The scientists — whose effort was backed by an organization supported by the United Nations Foundation and two leading environmental organizations — said they want to steer away from policy matters and focus instead on “the science behind climate change.” They acknowledged the issue “has become increasingly ideological and partisan.” Shunning ideology and what they called “belief system,” they pointed to “scientific fact, and no amount of argument, coercion, or debate among talking heads in the media can alter the challenge of climate change …. There are no Democratic or Republican carbon dioxide molecules; they are all invisible and they all trap heat.”

Saying they welcome congressional hearings “to understand climate science and what it says about the likely costs and benefits of action and inaction,” the scientists cautioned against heeding the advice of “climate change deniers [who] cloak themselves in scientific language, selectively critiquing aspects of mainstream climate science.”

Their use of the term “deniers” — a term much dreaded among those “skeptics” (what to call them?) who see it as a severe put-down — is a term some have in fact applied to many in the very audience the scientists were writing for:  first-term legislators, and in particular new Republican or tea party-backed newly elected House members, many of whom have been widely critical of “consensus” scientific findings on climate.
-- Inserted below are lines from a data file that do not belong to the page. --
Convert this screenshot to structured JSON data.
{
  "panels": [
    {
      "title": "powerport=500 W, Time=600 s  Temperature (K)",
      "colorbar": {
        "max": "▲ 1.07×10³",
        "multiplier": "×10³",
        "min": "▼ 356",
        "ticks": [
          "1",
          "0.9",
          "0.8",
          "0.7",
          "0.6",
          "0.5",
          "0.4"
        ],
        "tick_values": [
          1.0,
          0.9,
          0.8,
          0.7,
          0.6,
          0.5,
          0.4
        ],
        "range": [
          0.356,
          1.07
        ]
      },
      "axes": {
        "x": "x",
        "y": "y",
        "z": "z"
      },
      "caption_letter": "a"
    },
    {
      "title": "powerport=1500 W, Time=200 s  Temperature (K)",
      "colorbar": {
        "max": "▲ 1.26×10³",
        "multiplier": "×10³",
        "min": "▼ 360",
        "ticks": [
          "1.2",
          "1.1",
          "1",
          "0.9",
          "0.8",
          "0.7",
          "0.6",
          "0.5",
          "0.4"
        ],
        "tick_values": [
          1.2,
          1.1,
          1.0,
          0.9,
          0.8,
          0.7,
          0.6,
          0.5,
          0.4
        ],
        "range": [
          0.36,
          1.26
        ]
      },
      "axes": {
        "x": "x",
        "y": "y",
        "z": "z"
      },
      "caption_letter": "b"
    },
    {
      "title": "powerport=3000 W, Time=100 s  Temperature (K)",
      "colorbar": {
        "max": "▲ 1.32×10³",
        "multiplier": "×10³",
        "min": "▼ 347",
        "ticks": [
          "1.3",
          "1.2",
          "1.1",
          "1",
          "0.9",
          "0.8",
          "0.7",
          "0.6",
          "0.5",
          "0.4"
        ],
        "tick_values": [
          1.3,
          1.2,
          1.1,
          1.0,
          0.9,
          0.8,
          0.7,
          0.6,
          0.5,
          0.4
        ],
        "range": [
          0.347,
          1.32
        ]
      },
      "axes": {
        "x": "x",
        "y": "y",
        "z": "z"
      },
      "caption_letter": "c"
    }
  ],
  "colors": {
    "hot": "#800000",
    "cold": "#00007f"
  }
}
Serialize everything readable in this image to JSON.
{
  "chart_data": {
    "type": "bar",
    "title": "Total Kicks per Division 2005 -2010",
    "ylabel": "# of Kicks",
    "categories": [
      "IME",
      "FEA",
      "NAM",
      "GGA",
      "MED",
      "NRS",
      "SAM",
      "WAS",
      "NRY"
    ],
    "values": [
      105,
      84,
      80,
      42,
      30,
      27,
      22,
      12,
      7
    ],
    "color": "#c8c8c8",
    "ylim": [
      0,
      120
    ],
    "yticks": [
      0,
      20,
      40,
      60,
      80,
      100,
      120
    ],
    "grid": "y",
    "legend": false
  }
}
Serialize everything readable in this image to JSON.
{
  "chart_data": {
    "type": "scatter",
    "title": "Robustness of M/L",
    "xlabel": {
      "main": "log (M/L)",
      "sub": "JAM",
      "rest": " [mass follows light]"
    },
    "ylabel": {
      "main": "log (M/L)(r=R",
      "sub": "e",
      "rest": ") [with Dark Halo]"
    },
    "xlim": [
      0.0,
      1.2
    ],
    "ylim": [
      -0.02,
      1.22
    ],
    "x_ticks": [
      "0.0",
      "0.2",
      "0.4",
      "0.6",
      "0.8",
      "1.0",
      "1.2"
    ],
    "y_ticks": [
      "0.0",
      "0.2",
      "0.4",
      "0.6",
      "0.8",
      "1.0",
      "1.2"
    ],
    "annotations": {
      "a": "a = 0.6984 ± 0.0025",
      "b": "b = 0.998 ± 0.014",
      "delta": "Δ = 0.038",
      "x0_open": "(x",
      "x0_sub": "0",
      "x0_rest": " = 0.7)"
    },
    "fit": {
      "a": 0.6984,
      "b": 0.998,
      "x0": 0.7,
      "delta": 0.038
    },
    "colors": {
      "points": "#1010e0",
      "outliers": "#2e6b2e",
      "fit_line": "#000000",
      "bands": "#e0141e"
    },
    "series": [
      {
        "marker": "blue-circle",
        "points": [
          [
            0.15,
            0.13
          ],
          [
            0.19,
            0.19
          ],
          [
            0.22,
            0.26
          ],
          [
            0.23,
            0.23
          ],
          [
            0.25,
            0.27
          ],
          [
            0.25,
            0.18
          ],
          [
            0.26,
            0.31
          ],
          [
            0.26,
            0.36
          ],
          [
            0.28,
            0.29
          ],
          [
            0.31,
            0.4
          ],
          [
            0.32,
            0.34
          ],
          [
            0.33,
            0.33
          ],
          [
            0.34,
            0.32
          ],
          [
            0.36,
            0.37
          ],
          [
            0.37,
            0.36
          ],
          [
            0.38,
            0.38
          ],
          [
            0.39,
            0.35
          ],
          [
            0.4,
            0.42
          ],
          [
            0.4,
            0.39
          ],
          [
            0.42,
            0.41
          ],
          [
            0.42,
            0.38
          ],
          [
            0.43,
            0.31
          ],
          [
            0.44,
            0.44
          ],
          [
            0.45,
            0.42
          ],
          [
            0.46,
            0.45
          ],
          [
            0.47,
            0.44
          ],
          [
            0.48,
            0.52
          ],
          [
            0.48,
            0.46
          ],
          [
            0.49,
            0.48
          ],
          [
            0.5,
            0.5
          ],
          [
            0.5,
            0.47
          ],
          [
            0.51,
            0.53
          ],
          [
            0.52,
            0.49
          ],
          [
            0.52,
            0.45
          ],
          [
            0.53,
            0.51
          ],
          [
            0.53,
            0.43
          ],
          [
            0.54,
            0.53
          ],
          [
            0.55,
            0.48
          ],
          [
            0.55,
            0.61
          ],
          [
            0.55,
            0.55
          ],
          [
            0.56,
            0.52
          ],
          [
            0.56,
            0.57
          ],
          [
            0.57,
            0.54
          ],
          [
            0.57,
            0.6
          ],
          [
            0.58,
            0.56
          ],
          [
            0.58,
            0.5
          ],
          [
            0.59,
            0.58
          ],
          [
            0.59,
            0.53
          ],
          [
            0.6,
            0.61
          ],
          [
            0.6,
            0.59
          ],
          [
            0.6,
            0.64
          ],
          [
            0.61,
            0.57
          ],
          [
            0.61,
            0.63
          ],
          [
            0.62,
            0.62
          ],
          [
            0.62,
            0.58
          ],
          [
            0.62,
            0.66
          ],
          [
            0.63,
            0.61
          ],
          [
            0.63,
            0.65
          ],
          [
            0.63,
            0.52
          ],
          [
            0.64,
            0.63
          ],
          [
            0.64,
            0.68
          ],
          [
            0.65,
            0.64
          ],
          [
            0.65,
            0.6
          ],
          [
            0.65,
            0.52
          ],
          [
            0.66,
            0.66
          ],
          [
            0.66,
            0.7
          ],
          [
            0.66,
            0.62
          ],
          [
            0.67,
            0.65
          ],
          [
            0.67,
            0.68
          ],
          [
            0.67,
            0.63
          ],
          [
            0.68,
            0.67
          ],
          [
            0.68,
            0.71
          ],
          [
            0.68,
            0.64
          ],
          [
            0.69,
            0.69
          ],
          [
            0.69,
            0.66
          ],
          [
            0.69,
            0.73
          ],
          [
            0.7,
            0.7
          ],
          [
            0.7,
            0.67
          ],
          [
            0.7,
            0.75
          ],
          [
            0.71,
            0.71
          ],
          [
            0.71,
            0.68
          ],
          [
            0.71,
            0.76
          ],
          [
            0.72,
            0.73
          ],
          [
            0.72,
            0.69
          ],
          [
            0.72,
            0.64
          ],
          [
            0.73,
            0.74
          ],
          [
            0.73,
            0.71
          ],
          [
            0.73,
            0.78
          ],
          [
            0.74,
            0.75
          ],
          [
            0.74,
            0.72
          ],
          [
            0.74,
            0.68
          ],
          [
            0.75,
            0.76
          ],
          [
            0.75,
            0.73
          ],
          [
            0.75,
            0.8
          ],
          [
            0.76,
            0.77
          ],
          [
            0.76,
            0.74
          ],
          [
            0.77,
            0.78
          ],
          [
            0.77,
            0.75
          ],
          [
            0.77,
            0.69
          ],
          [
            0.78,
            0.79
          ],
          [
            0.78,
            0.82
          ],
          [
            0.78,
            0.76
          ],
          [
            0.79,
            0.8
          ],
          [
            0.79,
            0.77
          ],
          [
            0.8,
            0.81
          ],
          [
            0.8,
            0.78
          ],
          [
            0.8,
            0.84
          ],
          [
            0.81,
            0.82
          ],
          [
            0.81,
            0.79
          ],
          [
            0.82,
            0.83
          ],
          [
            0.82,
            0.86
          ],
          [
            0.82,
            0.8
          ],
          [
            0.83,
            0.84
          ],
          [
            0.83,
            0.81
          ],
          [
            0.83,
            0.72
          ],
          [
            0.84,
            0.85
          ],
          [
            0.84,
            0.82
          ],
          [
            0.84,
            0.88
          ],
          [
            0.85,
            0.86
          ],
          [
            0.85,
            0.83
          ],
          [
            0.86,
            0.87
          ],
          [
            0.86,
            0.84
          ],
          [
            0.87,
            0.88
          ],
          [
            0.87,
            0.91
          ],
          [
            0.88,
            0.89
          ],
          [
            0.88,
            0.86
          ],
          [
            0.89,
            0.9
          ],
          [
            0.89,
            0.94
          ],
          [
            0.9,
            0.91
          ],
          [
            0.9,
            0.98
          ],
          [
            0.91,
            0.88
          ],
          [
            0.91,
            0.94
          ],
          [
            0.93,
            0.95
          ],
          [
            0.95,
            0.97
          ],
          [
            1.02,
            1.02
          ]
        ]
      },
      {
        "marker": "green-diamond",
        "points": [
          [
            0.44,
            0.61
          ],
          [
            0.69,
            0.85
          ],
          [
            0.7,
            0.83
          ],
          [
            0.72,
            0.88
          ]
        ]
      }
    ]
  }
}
Cautioning against risks of delay, the 18 scientists said they hope congressional hearings will focus on science and not “attempt to intimidate scientists or to substitute ideological judgments for scientific ones.” That appears to be a reference to some successful candidates’ having earlier said they would be interested in opening investigations into the hacked e-mails and IPCC/Himalayan glaciers controversies of last year.

The full letter is online at a site supported by the Natural Resources Defense Council, the World Wildlife Fund, and the United Nations Foundation.